Output: An Anthology of Computer-Generated Text, 1953–2023 Book Launch by Lillian-Yvonne Bertram and Nick Montfort

February 24, 2025 5:30 PM–7:00 PM

4919 Frew Street
College of Fine Art, Room 111
Pittsburgh, PA 15213

In-person event; food will be served. RSVP here.

An anthology of seven decades of English-language outputs from computer generation systems, chronicling the vast history of machine-written texts created long before ChatGPT.

Learning Objectives:

  1. “Generative AI” is only one element of a long history of text generation
  2. Many different sorts of people contributed to computer text generation
  3. Text generation has been done across numerous genres
  4. Text generation can still be done in many ways, including by individual programmers not using corporate systems

Bios:

Lillian-Yvonne Bertram is an African American writer, poet, artist, and educator who works at the intersection of computation, AI, race, and gender. They are the author of Travesty Generator (Noemi Press), a book of computational poetry longlisted for the 2020 National Book Award for Poetry. They are the recipient of a National Endowment for the Arts Poetry Fellowship. Their other poetry books include How Narrow My Escapes (DIAGRAM/New Michigan), Personal Science (Tupelo Press), a slice from the cake made of air (Red Hen Press), and But a Storm is Blowing From Paradise (Red Hen Press). Their most recent full length poetry book, Negative Money, was published in 2023. Their chapbook, written with AI, is called A Black Story May Contain Sensitive Content and won the 2023 Diagram/New Michigan chapbook contest. They direct the MFA in creative writing program at the University of Maryland and are a 2024 Foundation for Contemporary Arts poetry grant recipient and 2024 Deutsch Foundation Ruby’s Grant recipient. They are co-editor with Nick Montfort of the recently released anthology Output: An Anthology of Computer-Generated Text, 1953-2023.

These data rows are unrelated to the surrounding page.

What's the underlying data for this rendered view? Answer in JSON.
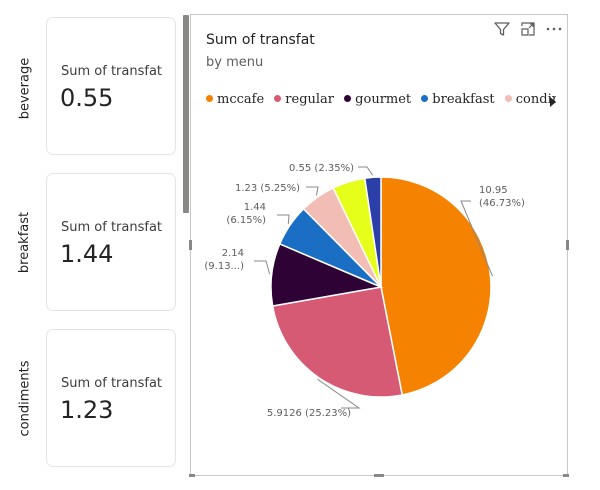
{
  "cards": [
    {
      "category": "beverage",
      "label": "Sum of transfat",
      "value": "0.55"
    },
    {
      "category": "breakfast",
      "label": "Sum of transfat",
      "value": "1.44"
    },
    {
      "category": "condiments",
      "label": "Sum of transfat",
      "value": "1.23"
    }
  ],
  "visual": {
    "title": "Sum of transfat",
    "subtitle": "by menu",
    "icons": [
      "filter-icon",
      "focus-mode-icon",
      "more-options-icon"
    ],
    "legend_overflow_icon": "caret-right-icon",
    "legend_visible": [
      "mccafe",
      "regular",
      "gourmet",
      "breakfast",
      "condim..."
    ]
  },
  "chart_data": {
    "type": "pie",
    "title": "Sum of transfat",
    "subtitle": "by menu",
    "legend_position": "top",
    "slices": [
      {
        "name": "mccafe",
        "value": 10.95,
        "label": "10.95",
        "label_pct": "(46.73%)",
        "color": "#F58200"
      },
      {
        "name": "regular",
        "value": 5.9126,
        "label": "5.9126 (25.23%)",
        "label_pct": "",
        "color": "#D65A74"
      },
      {
        "name": "gourmet",
        "value": 2.14,
        "label": "2.14",
        "label_pct": "(9.13...)",
        "color": "#2E0235"
      },
      {
        "name": "breakfast",
        "value": 1.44,
        "label": "1.44",
        "label_pct": "(6.15%)",
        "color": "#1A6FC4"
      },
      {
        "name": "condiments",
        "value": 1.23,
        "label": "1.23 (5.25%)",
        "label_pct": "",
        "color": "#F1BDB4"
      },
      {
        "name": "",
        "value": 1.12,
        "label": "",
        "label_pct": "",
        "color": "#E5FF1A"
      },
      {
        "name": "beverage",
        "value": 0.55,
        "label": "0.55 (2.35%)",
        "label_pct": "",
        "color": "#2C3FA8"
      }
    ]
  }
}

Nick Montfort uses computation to develop literary art. His work includes ten computer-generated books (in print from seven presses), the collaborations The Deletionist and Sea and Spar Between, and Memory Slam: Batch-Era Text Generation. Among Montfort’s MIT Press books are The Future and two co-edited volumes, The New Media Reader and Output: An Anthology of Computer-Generated Text, 1953–2023. He’s professor of digital media at MIT and principal investigator in the University of Bergen’s Center for Digital Narrative. He directs a lab/studio, The Trope Tank, and lives in New York City.